La vida tuvo un quiebre. Vivían en un departamento alquilado hasta que su marido se fue, dejándola sola con sus hijos y sin posibilidad de sostener el alquiler. La única alternativa fue la casa de sus abuelos maternos. Una construcción antigua que, con el tiempo, se volvió una trampa: no tiene agua. No es metáfora. No tiene agua.
La juntan de la lluvia cuando pueden, y cuando no, caminan con envases hasta la casa de los vecinos, que les dan lo que pueden. Para beber, compran bidones de dispenser, si alcanza el dinero.

Intentó hacer una perforación nueva, se endeudó y no funcionó.
El baño es una letrina. Una escena que cualquiera ubicaría siglos atrás, pero que sucede hoy, en el conurbano bonaerense.
La casa tiene electricidad y un servicio de internet que instaló solo para que Alan pudiera estudiar. Ese gesto es Elizabeth, alguien que sostiene aun cuando casi nada la sostiene a ella.
Trabajó toda su vida como enfermera domiciliaria hasta que una enfermedad autoinmune la obligó a detenerse. Aun así, insiste en que podría volver a trabajar si encontrara un puesto que pudiera hacer sentada. “No quiero resignarme”, repite, a pesar de que los hechos concretos no la acompañen. Su único ingreso —me refiere— es una pensión no contributiva que ronda los $ 270.000.
Pidió ayuda en su distrito. Cuenta que técnicos y profesionales se acercaron a evaluar la vivienda y le indicaron que está en riesgo de derrumbe. Cada tormenta es un examen de fe. Elizabeth no duerme, escucha el techo vibrar, calcula por dónde podría ceder y reza para que no se caiga sobre ellos.

Lo que pide no es extraordinario, una vivienda digna. Agua, un baño, un techo firme. Un lugar desde donde retomar la vida y trabajar.
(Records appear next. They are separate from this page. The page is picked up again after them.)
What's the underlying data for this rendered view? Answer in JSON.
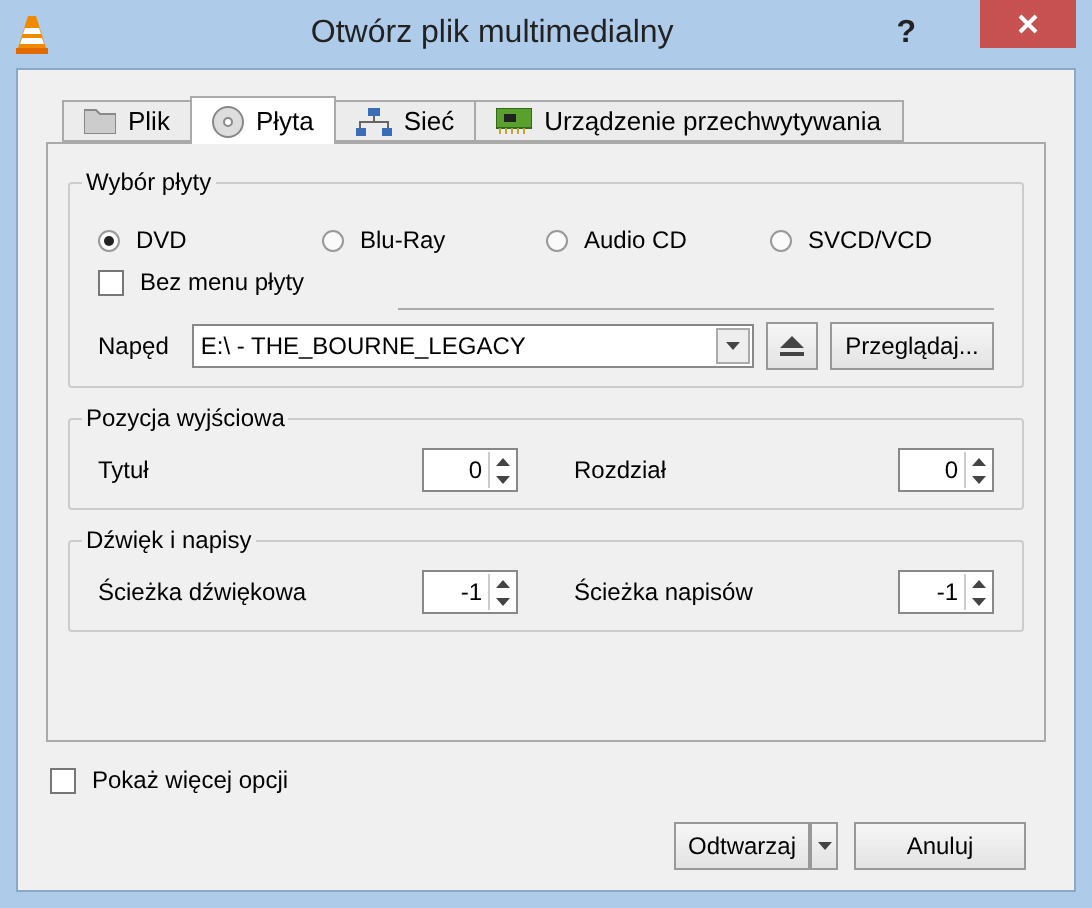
{
  "window": {
    "title": "Otwórz plik multimedialny",
    "help": "?"
  },
  "tabs": [
    {
      "label": "Plik",
      "kind": "folder",
      "selected": false
    },
    {
      "label": "Płyta",
      "kind": "disc",
      "selected": true
    },
    {
      "label": "Sieć",
      "kind": "network",
      "selected": false
    },
    {
      "label": "Urządzenie przechwytywania",
      "kind": "card",
      "selected": false
    }
  ],
  "disc_selection": {
    "title": "Wybór płyty",
    "options": [
      {
        "label": "DVD",
        "selected": true
      },
      {
        "label": "Blu-Ray",
        "selected": false
      },
      {
        "label": "Audio CD",
        "selected": false
      },
      {
        "label": "SVCD/VCD",
        "selected": false
      }
    ],
    "no_menu": {
      "label": "Bez menu płyty",
      "checked": false
    },
    "drive_label": "Napęd",
    "drive_value": "E:\\ - THE_BOURNE_LEGACY",
    "browse": "Przeglądaj..."
  },
  "start_position": {
    "title": "Pozycja wyjściowa",
    "fields": [
      {
        "label": "Tytuł",
        "value": "0"
      },
      {
        "label": "Rozdział",
        "value": "0"
      }
    ]
  },
  "audio_subtitles": {
    "title": "Dźwięk i napisy",
    "fields": [
      {
        "label": "Ścieżka dźwiękowa",
        "value": "-1"
      },
      {
        "label": "Ścieżka napisów",
        "value": "-1"
      }
    ]
  },
  "more_options": {
    "label": "Pokaż więcej opcji",
    "checked": false
  },
  "buttons": {
    "play": "Odtwarzaj",
    "cancel": "Anuluj"
  }
}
Esta última palabra, tan codiciada por quienes integramos esta comunidad —en la que insistiré una y otra vez: el 80% está desocupada—. Estamos hablando de derechos humanos básicos; para vivir, es más urgente un ingreso que permita sobrevivir que la propia soledad que rodea a esta comunidad.
Elizabeth dice que a veces le cuesta levantarse de la cama. Que no tiene amistades. Que no está acostumbrada a que alguien la escuche. Esa es, tal vez, la realidad de las personas autistas en su gran mayoría: no ser oídas.
“Se habla mucho de inclusión”, me dice, “pero yo me siento abandonada”.
Quizá la inclusión empiece también acá, mirando de frente a quienes viven sin nada, aferrados a la simple ilusión, aun en la adultez, de que la vida puede mejorar un poco, aunque nadie se acerque a acompañarla. Para activar la economía del país, es necesario convivir con todas las discapacidades, incluyendo a los autistas de alto funcionamiento, que tenemos la dolorosa conciencia de la realidad que atravesamos.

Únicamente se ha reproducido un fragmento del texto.